Mark Robinson fastened his helmet, adjusted his drysuit, and jumped into the raging water. Debris was flying everywhere, propelled by the driving winds from Hurricane Milton’s eyewall as it hit Florida on Oct. 9.
Robinson’s companions reported seeing movement in a car that had stalled and was being swamped by the rising waters. Concerned there was someone in need of rescue, he didn’t think twice.
“I walked out into the storm surge and basically got myself over to the car,” he said.
Luckily, they were wrong; the owner of the car had fled beforehand like everyone else in the area, or so Robinson hoped. Immersed up to his waist and with the wind whipping up so much water he could taste sea salt, he made it back to safety.
This was Robinson’s 28th hurricane. After years of chasing storms with The Weather Network, he is used to venturing into the places others flee from. Milton was not the fiercest hurricane he has experienced, but it was unique in what he calls its potential to be “absolutely devastating,” particularly to the city of Tampa.

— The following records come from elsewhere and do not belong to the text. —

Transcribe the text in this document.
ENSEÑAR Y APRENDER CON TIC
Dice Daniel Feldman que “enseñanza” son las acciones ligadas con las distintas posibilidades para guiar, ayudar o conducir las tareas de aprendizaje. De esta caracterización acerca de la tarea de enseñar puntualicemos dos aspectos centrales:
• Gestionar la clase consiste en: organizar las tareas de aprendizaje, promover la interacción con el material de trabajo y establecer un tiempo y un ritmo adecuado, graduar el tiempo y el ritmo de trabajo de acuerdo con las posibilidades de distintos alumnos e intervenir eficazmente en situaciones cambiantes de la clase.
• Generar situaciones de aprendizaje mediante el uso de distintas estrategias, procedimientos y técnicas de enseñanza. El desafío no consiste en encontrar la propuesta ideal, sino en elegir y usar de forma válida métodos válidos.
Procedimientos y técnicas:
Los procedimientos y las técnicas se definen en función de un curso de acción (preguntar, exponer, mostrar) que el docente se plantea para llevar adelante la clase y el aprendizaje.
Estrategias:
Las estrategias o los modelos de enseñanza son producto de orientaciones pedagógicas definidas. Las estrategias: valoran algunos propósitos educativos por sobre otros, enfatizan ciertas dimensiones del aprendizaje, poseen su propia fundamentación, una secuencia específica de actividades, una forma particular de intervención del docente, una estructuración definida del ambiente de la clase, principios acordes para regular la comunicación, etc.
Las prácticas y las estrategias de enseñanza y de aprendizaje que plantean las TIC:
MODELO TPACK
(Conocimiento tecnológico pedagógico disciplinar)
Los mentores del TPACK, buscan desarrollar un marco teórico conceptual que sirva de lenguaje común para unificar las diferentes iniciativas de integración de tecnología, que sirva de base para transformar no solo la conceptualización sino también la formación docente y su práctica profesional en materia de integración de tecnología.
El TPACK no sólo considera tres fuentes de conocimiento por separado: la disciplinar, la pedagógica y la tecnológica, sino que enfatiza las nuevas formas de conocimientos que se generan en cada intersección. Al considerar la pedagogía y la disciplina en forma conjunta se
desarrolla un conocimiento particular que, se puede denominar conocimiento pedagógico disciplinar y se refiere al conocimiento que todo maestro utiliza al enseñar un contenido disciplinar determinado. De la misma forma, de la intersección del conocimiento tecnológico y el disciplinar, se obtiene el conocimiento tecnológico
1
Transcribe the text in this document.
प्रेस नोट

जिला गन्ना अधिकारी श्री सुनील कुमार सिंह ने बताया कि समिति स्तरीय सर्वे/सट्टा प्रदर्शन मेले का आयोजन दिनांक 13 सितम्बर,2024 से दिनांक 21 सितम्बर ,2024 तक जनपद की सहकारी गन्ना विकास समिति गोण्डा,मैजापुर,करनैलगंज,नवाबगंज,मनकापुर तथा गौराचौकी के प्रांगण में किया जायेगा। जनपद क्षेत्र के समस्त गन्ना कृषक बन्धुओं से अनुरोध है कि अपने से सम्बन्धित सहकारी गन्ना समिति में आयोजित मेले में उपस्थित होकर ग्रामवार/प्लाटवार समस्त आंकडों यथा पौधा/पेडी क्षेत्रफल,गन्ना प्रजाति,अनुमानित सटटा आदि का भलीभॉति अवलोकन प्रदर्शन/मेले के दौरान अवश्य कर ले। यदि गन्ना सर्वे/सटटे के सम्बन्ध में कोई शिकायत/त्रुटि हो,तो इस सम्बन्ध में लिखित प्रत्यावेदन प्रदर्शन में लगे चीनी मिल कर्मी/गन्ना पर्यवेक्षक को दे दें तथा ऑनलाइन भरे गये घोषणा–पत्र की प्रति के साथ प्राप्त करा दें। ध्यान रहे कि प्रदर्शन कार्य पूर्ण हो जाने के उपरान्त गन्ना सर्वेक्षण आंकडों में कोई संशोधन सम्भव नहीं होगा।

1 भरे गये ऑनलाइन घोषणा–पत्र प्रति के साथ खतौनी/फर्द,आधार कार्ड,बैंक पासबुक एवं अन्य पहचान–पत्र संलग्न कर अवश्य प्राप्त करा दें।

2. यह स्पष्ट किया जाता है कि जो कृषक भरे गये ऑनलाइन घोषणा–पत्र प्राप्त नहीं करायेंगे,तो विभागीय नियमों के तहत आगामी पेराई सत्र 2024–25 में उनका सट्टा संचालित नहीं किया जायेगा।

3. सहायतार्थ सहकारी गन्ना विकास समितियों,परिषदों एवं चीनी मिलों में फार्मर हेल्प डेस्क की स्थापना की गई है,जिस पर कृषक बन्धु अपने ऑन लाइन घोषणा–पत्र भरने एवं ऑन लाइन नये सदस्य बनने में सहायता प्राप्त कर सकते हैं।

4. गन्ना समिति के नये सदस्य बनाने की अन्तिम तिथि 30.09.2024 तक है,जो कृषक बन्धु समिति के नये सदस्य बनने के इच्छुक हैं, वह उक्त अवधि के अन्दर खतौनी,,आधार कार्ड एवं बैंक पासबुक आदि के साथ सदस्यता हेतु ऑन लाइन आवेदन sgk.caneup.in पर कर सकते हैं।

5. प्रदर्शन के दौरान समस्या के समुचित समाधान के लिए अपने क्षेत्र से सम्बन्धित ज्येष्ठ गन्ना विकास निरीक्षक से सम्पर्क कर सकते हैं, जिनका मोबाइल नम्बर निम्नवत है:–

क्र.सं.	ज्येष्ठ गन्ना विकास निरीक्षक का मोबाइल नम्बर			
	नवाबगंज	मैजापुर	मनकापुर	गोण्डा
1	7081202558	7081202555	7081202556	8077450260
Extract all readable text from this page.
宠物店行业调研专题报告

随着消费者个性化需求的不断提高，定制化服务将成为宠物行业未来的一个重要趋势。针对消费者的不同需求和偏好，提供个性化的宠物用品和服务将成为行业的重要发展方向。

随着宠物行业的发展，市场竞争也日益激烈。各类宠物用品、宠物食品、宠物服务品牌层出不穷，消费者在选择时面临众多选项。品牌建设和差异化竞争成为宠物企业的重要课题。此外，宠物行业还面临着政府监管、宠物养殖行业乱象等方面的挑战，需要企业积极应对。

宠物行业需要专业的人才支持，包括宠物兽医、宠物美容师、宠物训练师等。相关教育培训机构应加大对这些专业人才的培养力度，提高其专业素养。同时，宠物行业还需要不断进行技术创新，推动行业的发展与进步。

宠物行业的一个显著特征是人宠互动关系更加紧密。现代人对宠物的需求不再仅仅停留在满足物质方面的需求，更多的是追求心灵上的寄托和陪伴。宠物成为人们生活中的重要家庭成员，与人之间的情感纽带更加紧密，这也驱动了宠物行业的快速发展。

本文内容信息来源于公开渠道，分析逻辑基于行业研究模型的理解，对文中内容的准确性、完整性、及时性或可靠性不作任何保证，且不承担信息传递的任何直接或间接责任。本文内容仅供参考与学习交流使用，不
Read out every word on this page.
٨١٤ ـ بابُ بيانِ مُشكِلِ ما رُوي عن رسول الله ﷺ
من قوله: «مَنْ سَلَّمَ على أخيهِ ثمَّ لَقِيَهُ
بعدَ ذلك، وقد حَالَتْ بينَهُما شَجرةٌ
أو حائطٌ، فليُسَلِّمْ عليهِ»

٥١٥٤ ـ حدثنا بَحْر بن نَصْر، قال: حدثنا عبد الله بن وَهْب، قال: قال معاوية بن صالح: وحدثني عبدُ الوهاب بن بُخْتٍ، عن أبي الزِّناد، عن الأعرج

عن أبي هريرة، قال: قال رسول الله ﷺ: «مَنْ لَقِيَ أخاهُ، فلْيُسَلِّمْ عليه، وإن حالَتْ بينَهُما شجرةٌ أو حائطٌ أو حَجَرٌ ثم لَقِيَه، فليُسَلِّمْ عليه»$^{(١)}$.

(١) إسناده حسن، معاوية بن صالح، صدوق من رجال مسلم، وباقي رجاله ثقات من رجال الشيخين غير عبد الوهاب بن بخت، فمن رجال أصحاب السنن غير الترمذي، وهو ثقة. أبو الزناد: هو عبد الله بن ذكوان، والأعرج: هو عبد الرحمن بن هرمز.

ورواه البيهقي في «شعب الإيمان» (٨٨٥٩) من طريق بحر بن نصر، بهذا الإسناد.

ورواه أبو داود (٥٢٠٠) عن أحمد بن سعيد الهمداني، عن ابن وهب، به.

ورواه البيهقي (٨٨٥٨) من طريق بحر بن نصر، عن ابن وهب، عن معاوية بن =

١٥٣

“It popped up and got going so quickly. It was one of the fastest storms ever to go from a cluster of thunderstorms to a full-on Category 5 [hurricane],” he said.
Back-to-Back Hurricanes
After chasing late September’s Hurricane Helene in Florida, whose death toll is now estimated at more than 200, Robinson returned to his home in Guelph, Ont. No sooner did he resume his usual tornado chasing in Ontario than he found himself back in Florida, ready to brave the next hurricane.Before Hurricane Milton made landfall, Robinson drove around Tampa with his team. Piles of garbage and construction lay in front of houses as people tried to restore them. The last hurricane had already caused a lot of damage, he says, and residents looked “extremely worried and exhausted,” uncertain of what the next storm would bring.
Robinson, his colleague Nate Coleman, and their cameraman Dave Hodge set up their equipment in a multi-story parking garage, the type of place they often choose to document storms.
“It’s extremely well built because of all the cars that have to go in and out every day, so it’s a very safe structure that’s not going to get destroyed by the winds,” he said.
Although parking garages usually provide protection from flying debris, Robinson still remembers when a recycling bin flew at him across a one-story parking lot last year.
Inside the Hurricane
Going through a hurricane engages all the senses, Robinson says. It all starts with a gentle rain and a little wind that soon dissipate into clear skies. Showers and wind return slightly stronger, but go away once again. The cycle repeats, increasing in intensity, until the inner bands of the storm arrive.“At that point, the wind begins to turn from something that you can hear into something that you can feel,” he says. “You’re hearing the wind whistling and howling through the urban infrastructure around you, you’re hearing crashes and bangs, things flying around out in the murk, because when you get into that inner part of the storm, closer to that eyewall, you can’t see anything.”
Stepping into a hurricane feels like the skin is being pierced by a million needles, Robinson says, due to the many rain drops hitting it all at once.
“Then all of a sudden, the winds will absolutely die down to nothing, and it gets hot, it gets humid, and there’s a smell, I think, the smell of the ocean at that point, and that is the eye itself.”
The eye of the hurricane, at the centre of the storm, is normally a place of mostly calm weather. But Milton’s eye was “absolutely weird,” says Robinson, who rated it as the calmest centre he has ever been through. It was also ominous, he said, because less than two or three minutes later, the winds would ramp up again along with their destructive power.
“It’s always absolutely awe-inspiring to me to realize that our planet can produce something of this magnitude out of nothing but heat and water,” he says, adding that after so many years of documenting storms he no longer fears for his life when he chases them.
“The meteorologist side of me wants to see these storms, and I love seeing these extremes of nature,” he says.
Robinson says his wife, who used to go storm chasing with him, no longer worries when he goes on such adventures. “We just chat. I would give her a call in the middle of the hurricane and say, ‘Hey, sweetness, I’m okay’,” he says.
His two daughters also support his work, but in the wake of Hurricane Milton, his eldest was worried.
“My one daughter kept texting me through the hurricane,” said Robinson. “She said, ‘Dad, I’m worried about this one,’ and I said, ‘It’s okay, bug. I’m fine.’ And then she sent me a note saying, ‘Dad, you’re trending on my newsfeed. What are you doing?’”
Robinson, 51, chased his first tornado in Guelph in 2001, and is now writing a book that will be published next Christmas to give an insider’s account into what he describes as his adventures.
For now, he plans to continue chasing storms for as long as he can. “They may have to nail my coffin shut so that I don’t get out to chase that one last storm,” he quipped.